Pilot Assesses Nurses’ Needs and Perceptions of Peer Feedback
By Rosemary O'Malley, MSN, MBA, RN
Executive Director, Strategic Practice Initiatives
Safety literature cites communication failures as the number one cause of sentinel events in health care. Evidence suggests that any opportunity to enhance respectful communication and collaboration among colleagues contributes to patient safety and healthy work environments. When staff nurses are asked to describe key features of a healthy work environment, the number one attribute identified is working with clinically-competent peers (source: AACN Standards for establishing and sustaining healthy work environments).
Peer feedback provides an opportunity to acknowledge the excellence in clinical care that happens every day and to enhance the professional development of colleagues for the purpose of improving quality and providing evidence-based care and optimal outcomes for patients and families.
To translate this evidence into practice at BWH, a pilot is underway on 10 patient care units to assess clinical nurses' needs and perceptions of peer feedback. There are three phases of the pilot:
- The first phase included a survey completed in April by clinical nurses on pilot units to assess their specific needs and perceptions of peer feedback.
- The second phase, currently underway, encompasses the educational component, which was developed and based on analysis of survey results. Education, which focuses both on providing and receiving feedback, includes didactic and simulation segments. The NICU and Tower 8CD and 12A participated in the educational program in June. In September and October, Shapiro 6 and 7 and Tower 8AB, 10BA and 16AB will participate. Peri-operative areas and Labor & Delivery are scheduled for January.
- The final phase is a survey three months after completion of the educational program to assess if there has been any change.

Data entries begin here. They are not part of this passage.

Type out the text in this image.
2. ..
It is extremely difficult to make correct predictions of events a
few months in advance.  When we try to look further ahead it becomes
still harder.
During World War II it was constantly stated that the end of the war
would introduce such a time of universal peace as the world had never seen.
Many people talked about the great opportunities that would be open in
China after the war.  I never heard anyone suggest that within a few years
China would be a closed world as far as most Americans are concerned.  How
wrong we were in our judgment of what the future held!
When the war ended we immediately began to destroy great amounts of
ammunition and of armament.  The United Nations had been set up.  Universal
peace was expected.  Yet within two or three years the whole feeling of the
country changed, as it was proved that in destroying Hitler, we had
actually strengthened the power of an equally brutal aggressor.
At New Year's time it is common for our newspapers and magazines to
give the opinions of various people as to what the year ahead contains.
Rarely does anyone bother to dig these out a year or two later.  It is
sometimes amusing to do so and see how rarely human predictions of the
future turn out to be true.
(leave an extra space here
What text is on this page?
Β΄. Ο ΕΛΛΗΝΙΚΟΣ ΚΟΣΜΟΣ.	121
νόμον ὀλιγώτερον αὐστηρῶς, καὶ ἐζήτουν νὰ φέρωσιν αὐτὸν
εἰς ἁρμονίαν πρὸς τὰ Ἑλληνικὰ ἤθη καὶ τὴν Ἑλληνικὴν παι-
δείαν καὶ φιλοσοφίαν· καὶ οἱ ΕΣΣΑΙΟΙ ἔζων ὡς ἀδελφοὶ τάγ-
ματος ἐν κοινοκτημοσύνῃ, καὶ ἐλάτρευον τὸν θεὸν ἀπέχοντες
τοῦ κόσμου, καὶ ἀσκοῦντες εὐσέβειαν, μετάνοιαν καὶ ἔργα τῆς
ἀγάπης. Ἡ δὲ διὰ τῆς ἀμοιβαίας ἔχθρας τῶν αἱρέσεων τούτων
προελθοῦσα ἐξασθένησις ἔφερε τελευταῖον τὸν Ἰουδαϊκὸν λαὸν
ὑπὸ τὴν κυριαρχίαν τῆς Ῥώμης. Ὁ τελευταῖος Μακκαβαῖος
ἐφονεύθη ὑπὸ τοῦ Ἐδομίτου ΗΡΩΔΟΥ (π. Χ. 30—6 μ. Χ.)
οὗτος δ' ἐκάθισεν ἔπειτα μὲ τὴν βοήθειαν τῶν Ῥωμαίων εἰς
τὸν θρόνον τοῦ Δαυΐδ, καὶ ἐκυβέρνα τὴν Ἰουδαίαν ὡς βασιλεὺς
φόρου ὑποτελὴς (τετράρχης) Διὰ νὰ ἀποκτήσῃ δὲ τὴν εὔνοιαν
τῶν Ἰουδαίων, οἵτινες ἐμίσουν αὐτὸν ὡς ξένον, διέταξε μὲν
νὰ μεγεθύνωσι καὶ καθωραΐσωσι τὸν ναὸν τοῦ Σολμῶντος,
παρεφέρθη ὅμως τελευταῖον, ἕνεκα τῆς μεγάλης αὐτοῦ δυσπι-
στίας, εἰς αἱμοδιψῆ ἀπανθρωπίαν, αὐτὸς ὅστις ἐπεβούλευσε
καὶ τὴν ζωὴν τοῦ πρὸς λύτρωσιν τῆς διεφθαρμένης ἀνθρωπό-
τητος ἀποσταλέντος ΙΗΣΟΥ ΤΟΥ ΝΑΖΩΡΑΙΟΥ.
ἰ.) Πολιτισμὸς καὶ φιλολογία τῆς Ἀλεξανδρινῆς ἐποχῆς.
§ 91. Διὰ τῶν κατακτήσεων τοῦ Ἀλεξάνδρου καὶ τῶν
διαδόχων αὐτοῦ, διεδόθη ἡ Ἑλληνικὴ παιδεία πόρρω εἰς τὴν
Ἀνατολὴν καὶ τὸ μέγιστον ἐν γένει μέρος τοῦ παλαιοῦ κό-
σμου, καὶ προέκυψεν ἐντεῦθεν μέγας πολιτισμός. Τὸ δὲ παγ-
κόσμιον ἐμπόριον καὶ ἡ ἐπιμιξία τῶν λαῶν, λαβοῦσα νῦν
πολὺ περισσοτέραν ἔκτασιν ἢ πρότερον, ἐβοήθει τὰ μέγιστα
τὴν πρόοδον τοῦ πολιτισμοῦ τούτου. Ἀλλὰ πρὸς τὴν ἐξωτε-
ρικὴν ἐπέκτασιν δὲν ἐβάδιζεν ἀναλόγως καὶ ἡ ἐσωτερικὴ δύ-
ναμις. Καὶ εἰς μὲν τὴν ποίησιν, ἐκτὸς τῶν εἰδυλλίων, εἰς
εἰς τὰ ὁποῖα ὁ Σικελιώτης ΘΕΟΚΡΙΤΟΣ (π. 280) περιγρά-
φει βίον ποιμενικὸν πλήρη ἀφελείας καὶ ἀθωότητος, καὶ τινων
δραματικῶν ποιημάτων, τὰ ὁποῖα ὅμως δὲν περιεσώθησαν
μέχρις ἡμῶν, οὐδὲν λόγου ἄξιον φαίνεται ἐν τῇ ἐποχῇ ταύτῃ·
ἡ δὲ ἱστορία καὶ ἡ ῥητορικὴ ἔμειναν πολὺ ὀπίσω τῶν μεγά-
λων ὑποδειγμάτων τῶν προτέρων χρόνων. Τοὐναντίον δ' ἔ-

Clinical nurses who participated in the initial sessions noted that excellence happens every day in the clinical area and is often taken for granted. Excellence is expected, but perhaps not always acknowledged, and peer feedback is one way that nurses can acknowledge each other's contributions to providing extraordinary care and to a healthy care environment. Included in the ANA Code of Ethics for Nurses and in the AACN literature, peer feedback has been correlated with increased autonomy, accountability and a healthy work environment.
One BWH nurse's takeaway after the program was to try to offer one positive acknowledgement of a peer's clinical practice every day she works. Another commented that the value of peer feedback both individually and collectively as a team impacts the patient and family experience, and that this was seen more clearly after the program.
Look for additional updates in BWH Nurse as the pilot continues.